The bathroom was way too small too – once you stand in, you can’t move freely. Hot water in the morning was a problem but that was nothing when in some weeks, we even did not have running water unless you wake up very early. Over time, I managed to plan out a schedule – since breakfast starts at 7.30 am, I will get up by 6 am – do a bit of yoga and then take shower before the rest of guests takes their showers.
The hotel has a small restaurant that serves complimentary breakfast in the morning (the menu is nothing to shout about) – once peak, there is not enough place during breakfast. Breakfast supposes to start at 7.30 am but even after 7.30 am, staff still not ready with the food – the guests will be waiting whilst the hotel staff busy running around to set up the food and drinks.
And there are times, the place will fill up and hotel guests will be standing for others to finish. Some of them will simply take the breakfast on some plates and go and have their breakfast at the porch where there are a few tables and chairs.
In the morning, when they open the windows, there will be a swarm of flies at this restaurant. I noticed after visiting several restaurants – no one in Cape Verde took the trouble of installing a pest control lights (the one that gives away that mesmerizing blue light). Soon there will be flies on the cake, glasses, plates, scrambled eggs, etc so much so, we had to close our food & cutleries with tissue papers.

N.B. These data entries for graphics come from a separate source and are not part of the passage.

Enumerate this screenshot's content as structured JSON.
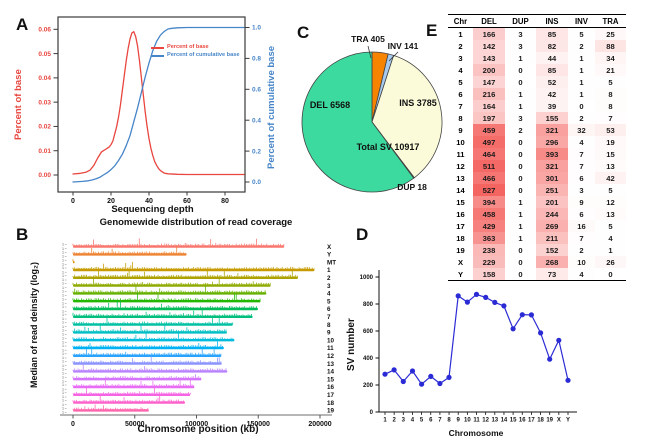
{
  "panel_labels": {
    "a": "A",
    "b": "B",
    "c": "C",
    "d": "D",
    "e": "E"
  },
  "chart_data": [
    {
      "panel": "A",
      "type": "line",
      "title": "",
      "xlabel": "Sequencing depth",
      "ylabel": "Percent of base",
      "ylabel_right": "Percent of cumulative base",
      "x_ticks": [
        0,
        20,
        40,
        60,
        80
      ],
      "left_ticks": [
        0,
        0.01,
        0.02,
        0.03,
        0.04,
        0.05,
        0.06
      ],
      "right_ticks": [
        0,
        0.2,
        0.4,
        0.6,
        0.8,
        1.0
      ],
      "xlim": [
        -8,
        95
      ],
      "ylim_left": [
        0,
        0.06
      ],
      "ylim_right": [
        0,
        1.0
      ],
      "legend_position": "top-center-inside",
      "series": [
        {
          "name": "Percent of base",
          "axis": "left",
          "color": "#E8463F",
          "x": [
            0,
            4,
            7,
            9,
            11,
            13,
            15,
            16,
            17,
            18,
            19,
            20,
            21,
            22,
            23,
            24,
            25,
            26,
            27,
            28,
            29,
            30,
            31,
            32,
            33,
            34,
            35,
            36,
            37,
            38,
            39,
            40,
            41,
            42,
            43,
            44,
            45,
            46,
            48,
            50,
            55,
            60,
            70,
            80,
            90
          ],
          "y": [
            0.0004,
            0.0007,
            0.0012,
            0.002,
            0.004,
            0.007,
            0.0095,
            0.01,
            0.0105,
            0.011,
            0.0115,
            0.0125,
            0.014,
            0.017,
            0.02,
            0.024,
            0.029,
            0.035,
            0.041,
            0.047,
            0.052,
            0.056,
            0.0585,
            0.059,
            0.057,
            0.053,
            0.047,
            0.04,
            0.033,
            0.026,
            0.02,
            0.015,
            0.011,
            0.008,
            0.0055,
            0.004,
            0.0027,
            0.0018,
            0.0008,
            0.0005,
            0.0003,
            0.0002,
            0.0002,
            0.0002,
            0.0002
          ]
        },
        {
          "name": "Percent of cumulative base",
          "axis": "right",
          "color": "#4685C8",
          "x": [
            0,
            5,
            8,
            10,
            12,
            14,
            16,
            18,
            20,
            22,
            24,
            26,
            28,
            30,
            32,
            34,
            36,
            38,
            40,
            42,
            44,
            46,
            48,
            50,
            52,
            55,
            60,
            70,
            80,
            90
          ],
          "y": [
            0.0,
            0.004,
            0.008,
            0.013,
            0.02,
            0.03,
            0.045,
            0.06,
            0.08,
            0.105,
            0.14,
            0.18,
            0.235,
            0.3,
            0.39,
            0.48,
            0.58,
            0.68,
            0.77,
            0.85,
            0.91,
            0.95,
            0.975,
            0.99,
            0.995,
            0.998,
            1.0,
            1.0,
            1.0,
            1.0
          ]
        }
      ]
    },
    {
      "panel": "B",
      "type": "coverage-tracks",
      "title": "Genomewide distribution of read coverage",
      "xlabel": "Chromsome position (kb)",
      "ylabel": "Median of read deinsity (log₂)",
      "x_ticks": [
        0,
        50000,
        100000,
        150000,
        200000
      ],
      "xlim": [
        0,
        200000
      ],
      "mini_tick_label": "1",
      "tracks": [
        {
          "label": "X",
          "length_kb": 171000,
          "color": "#F8766D"
        },
        {
          "label": "Y",
          "length_kb": 92000,
          "color": "#EE8333"
        },
        {
          "label": "MT",
          "length_kb": 16,
          "color": "#DC8F00"
        },
        {
          "label": "1",
          "length_kb": 195500,
          "color": "#C79A00"
        },
        {
          "label": "2",
          "length_kb": 182100,
          "color": "#AEA200"
        },
        {
          "label": "3",
          "length_kb": 160000,
          "color": "#8FAA00"
        },
        {
          "label": "4",
          "length_kb": 156500,
          "color": "#66B100"
        },
        {
          "label": "5",
          "length_kb": 151800,
          "color": "#24B700"
        },
        {
          "label": "6",
          "length_kb": 149700,
          "color": "#00BB57"
        },
        {
          "label": "7",
          "length_kb": 145400,
          "color": "#00BE7D"
        },
        {
          "label": "8",
          "length_kb": 129400,
          "color": "#00C0A4"
        },
        {
          "label": "9",
          "length_kb": 124600,
          "color": "#00BFC4"
        },
        {
          "label": "10",
          "length_kb": 130700,
          "color": "#00BBDC"
        },
        {
          "label": "11",
          "length_kb": 122100,
          "color": "#00B2F3"
        },
        {
          "label": "12",
          "length_kb": 120100,
          "color": "#29A3FF"
        },
        {
          "label": "13",
          "length_kb": 120400,
          "color": "#8B93FF"
        },
        {
          "label": "14",
          "length_kb": 124900,
          "color": "#B983FF"
        },
        {
          "label": "15",
          "length_kb": 104000,
          "color": "#D575FE"
        },
        {
          "label": "16",
          "length_kb": 98200,
          "color": "#E86DF4"
        },
        {
          "label": "17",
          "length_kb": 95000,
          "color": "#F564E3"
        },
        {
          "label": "18",
          "length_kb": 90700,
          "color": "#FD61CC"
        },
        {
          "label": "19",
          "length_kb": 61400,
          "color": "#FF65AC"
        }
      ]
    },
    {
      "panel": "C",
      "type": "pie",
      "center_label": "Total SV 10917",
      "total": 10917,
      "slices": [
        {
          "key": "TRA",
          "label": "TRA 405",
          "value": 405,
          "color": "#F78400"
        },
        {
          "key": "INV",
          "label": "INV 141",
          "value": 141,
          "color": "#A6C9EE"
        },
        {
          "key": "INS",
          "label": "INS 3785",
          "value": 3785,
          "color": "#FBFBDA"
        },
        {
          "key": "DUP",
          "label": "DUP 18",
          "value": 18,
          "color": "#B0B0B0"
        },
        {
          "key": "DEL",
          "label": "DEL 6568",
          "value": 6568,
          "color": "#3CDA9F"
        }
      ]
    },
    {
      "panel": "D",
      "type": "line",
      "xlabel": "Chromosome",
      "ylabel": "SV number",
      "categories": [
        "1",
        "2",
        "3",
        "4",
        "5",
        "6",
        "7",
        "8",
        "9",
        "10",
        "11",
        "12",
        "13",
        "14",
        "15",
        "16",
        "17",
        "18",
        "19",
        "X",
        "Y"
      ],
      "values": [
        280,
        312,
        226,
        304,
        206,
        264,
        211,
        256,
        860,
        814,
        871,
        849,
        812,
        786,
        616,
        721,
        719,
        586,
        391,
        531,
        235
      ],
      "y_ticks": [
        0,
        200,
        400,
        600,
        800,
        1000
      ],
      "ylim": [
        0,
        1000
      ],
      "color": "#2B2BD5"
    },
    {
      "panel": "E",
      "type": "table",
      "headers": [
        "Chr",
        "DEL",
        "DUP",
        "INS",
        "INV",
        "TRA"
      ],
      "rows": [
        [
          "1",
          166,
          3,
          85,
          5,
          25
        ],
        [
          "2",
          142,
          3,
          82,
          2,
          88
        ],
        [
          "3",
          143,
          1,
          44,
          1,
          34
        ],
        [
          "4",
          200,
          0,
          85,
          1,
          21
        ],
        [
          "5",
          147,
          0,
          52,
          1,
          5
        ],
        [
          "6",
          216,
          1,
          42,
          1,
          8
        ],
        [
          "7",
          164,
          1,
          39,
          0,
          8
        ],
        [
          "8",
          197,
          3,
          155,
          2,
          7
        ],
        [
          "9",
          459,
          2,
          321,
          32,
          53
        ],
        [
          "10",
          497,
          0,
          296,
          4,
          19
        ],
        [
          "11",
          464,
          0,
          393,
          7,
          15
        ],
        [
          "12",
          511,
          0,
          321,
          7,
          13
        ],
        [
          "13",
          466,
          0,
          301,
          6,
          42
        ],
        [
          "14",
          527,
          0,
          251,
          3,
          5
        ],
        [
          "15",
          394,
          1,
          201,
          9,
          12
        ],
        [
          "16",
          458,
          1,
          244,
          6,
          13
        ],
        [
          "17",
          429,
          1,
          269,
          16,
          5
        ],
        [
          "18",
          363,
          1,
          211,
          7,
          4
        ],
        [
          "19",
          238,
          0,
          152,
          2,
          1
        ],
        [
          "X",
          229,
          0,
          268,
          10,
          26
        ],
        [
          "Y",
          158,
          0,
          73,
          4,
          0
        ]
      ],
      "heat_color": "#F35A56",
      "heat_scale_max": 560
    }
  ]
}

Finding maggots on a papaya one day and a small cockroach in the cereal containers – we complained to the restaurant manager hoping that they will buck up on cleanliness and pest control. But the reaction was rather disappointing – the lady simply smiled and did nothing.
There are days when I opt from not going down for breakfast – knowing that the menu will be the same, there was nothing of change to look forward.
However for lunch & dinner – since we can order our food from a long list of option on the menu, we don’t mind having our meals in this restaurant. Further, we noticed that there are fewer flies around during at night and because it is our own hotel restaurant, they can still accept orders late to cook even after other restaurants within the hotel vicinity closed for the day. Further, they have a good bar (on weekends with live music) and a very good & smooth-talking bartender who will talk you over to buy a drink for the night even though you don’t plan to have any alcohols.
Laundry services were provided but you need to put your dirty clothes in a blue that the hotel provided and you need to put the bag on the floor right in front of the entrance. You miss this spot and the hotel staff will not take your dirty clothes for washing. Sometimes the guys will cut to the chase and pass the bag directly to the hotel receptionist. One problem however persisted – there is no laundry checklist provided when we send our dirty laundry so we need to take note of our clothes that were sent for laundry (me even photographing it).
We are only given a list to be signed when we get back the washed clothes – the list is kept by the hotel receptionist but the washed clothes already sent to our rooms so there is no way to verify the list with the actual clothes we received. We in fact had lost count when our clothes were sent to the wrong rooms – the only blessing was that it was sent to other team members and not strangers – so we communicated each other to get back our clothes.